Home / News / India /  What caused the disaster in Visakhapatnam

Poor maintenance of the storage facility during the lockdown may have led to the gas leakage at the Visakhapatnam chemical factory, said the Centre for Science and Environment (CSE) in its analysis of the gas tragedy, here on Thursday.

The New Delhi-based think tank looked into the details of the incident and published an independent assessment of the accident that has killed at least 11 people and left hundreds of people hospitalized.

While there has been no official statement from the National Disaster Response Force on the cause of the leakage, experts said, there is a high probability that optimum temperature was not maintained in the storage facility during the lockdown.

“Our investigation reveals that it is not the lockdown but restart of the plant without taking precautions to ensure safety that may have led to gas leak," environmentalist Sunita Narain, director general of CSE, New Delhi, tweeted. “Industries should have secured their premises and ensured that chemicals were safely stored. We cannot blame lockdown for their lack of action."

Styrene is a common chemical compound, but classified as a ‘hazardous and toxic chemical’ under Manufacture, Storage and Import of Hazardous Chemical Rules, 1989. It is stable, if it is strictly stored in cold conditions, at a temperature below 17 degrees C.

“But, it looks like, that the temperature was not properly maintained at the unit. This caused pressure to build up in the storage chamber and led the valve to break, resulting in the gas leakage," said Soundaram Ramanathan, deputy programme manager, industrial pollution, CSE.

The plant was temporarily shut due to Covid-19, except for maintenance activities, which were being carried out as per a pre-determined schedule. According to the CSE team, roughly three tonnes of the gas was stored in the silos and the feeding line.
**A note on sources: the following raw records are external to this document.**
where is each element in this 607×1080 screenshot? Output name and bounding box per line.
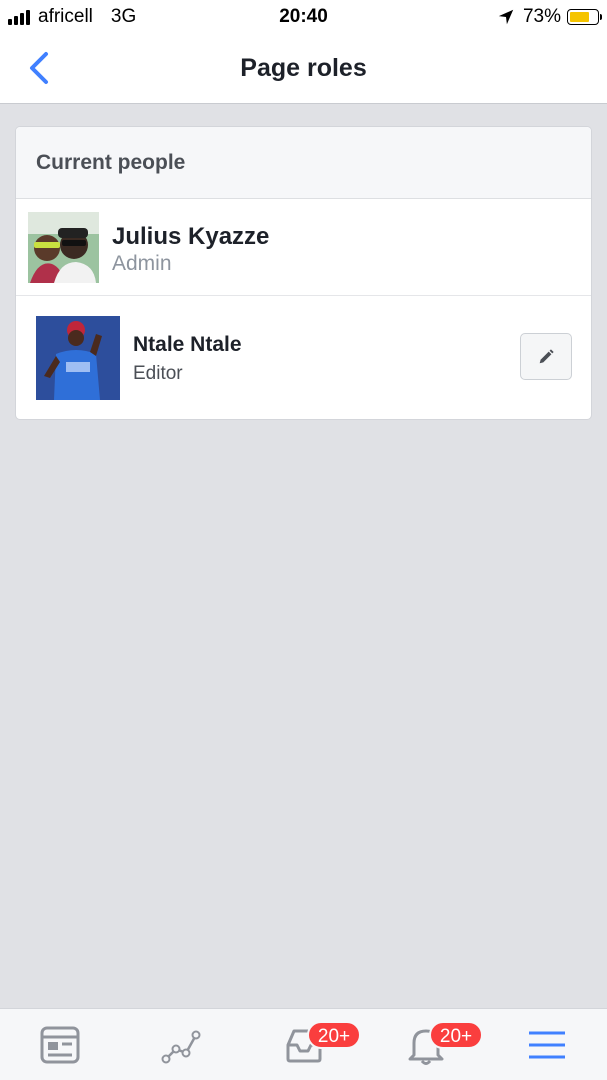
nav-bar: Page roles (0, 34, 607, 104)
tab-menu[interactable] (525, 1023, 569, 1067)
menu-icon (529, 1031, 565, 1059)
inbox-badge: 20+ (307, 1021, 361, 1049)
avatar (36, 316, 120, 400)
battery-icon (567, 9, 602, 25)
person-role: Editor (133, 363, 183, 384)
notifications-badge: 20+ (429, 1021, 483, 1049)
person-name: Julius Kyazze (112, 223, 270, 250)
tab-feed[interactable] (38, 1023, 82, 1067)
status-right: 73% (497, 6, 602, 28)
person-name: Ntale Ntale (133, 333, 242, 356)
edit-button[interactable] (520, 333, 572, 380)
person-row[interactable]: Julius Kyazze Admin (16, 199, 591, 296)
current-people-card: Current people Julius Kyazze Admin Ntale… (15, 126, 592, 420)
status-bar: africell 3G 20:40 73% (0, 0, 607, 34)
battery-percent: 73% (522, 6, 561, 27)
pencil-icon (539, 348, 554, 363)
location-arrow-icon (498, 9, 514, 25)
page-title: Page roles (240, 54, 367, 82)
person-row[interactable]: Ntale Ntale Editor (16, 296, 591, 419)
tab-bar: 20+ 20+ (0, 1008, 607, 1080)
insights-icon (161, 1030, 201, 1064)
person-role: Admin (112, 252, 172, 275)
avatar (28, 212, 99, 283)
battery-fill (570, 12, 589, 22)
tab-insights[interactable] (160, 1023, 204, 1067)
section-header: Current people (16, 127, 591, 199)
feed-icon (40, 1026, 80, 1064)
“Styrene can stay in the air for weeks. It’s highly reactive; it can combine with oxygen to form styrene dioxide, which is more lethal. Operating one reactor in full load can also lead to such disasters," said professor Thava Palanisami, Global Centre for Environmental Remediation, University of Newcastle, Australia.

Another issue was the defunct volatile organic compound detector at the plant, spread over 600 acres, which could have enabled early detection of any leakage.

Over 36 years after the deadly gas leak in Bhopal, strict guidelines on storage of hazardous chemicals are still being flouted, experts said.

“This shows us that there are ticking bombs out there as the lockdown ends and industries start resuming activities. Therefore, an immediate directive must go to all units to ensure safety while resuming operations," stated the assessment.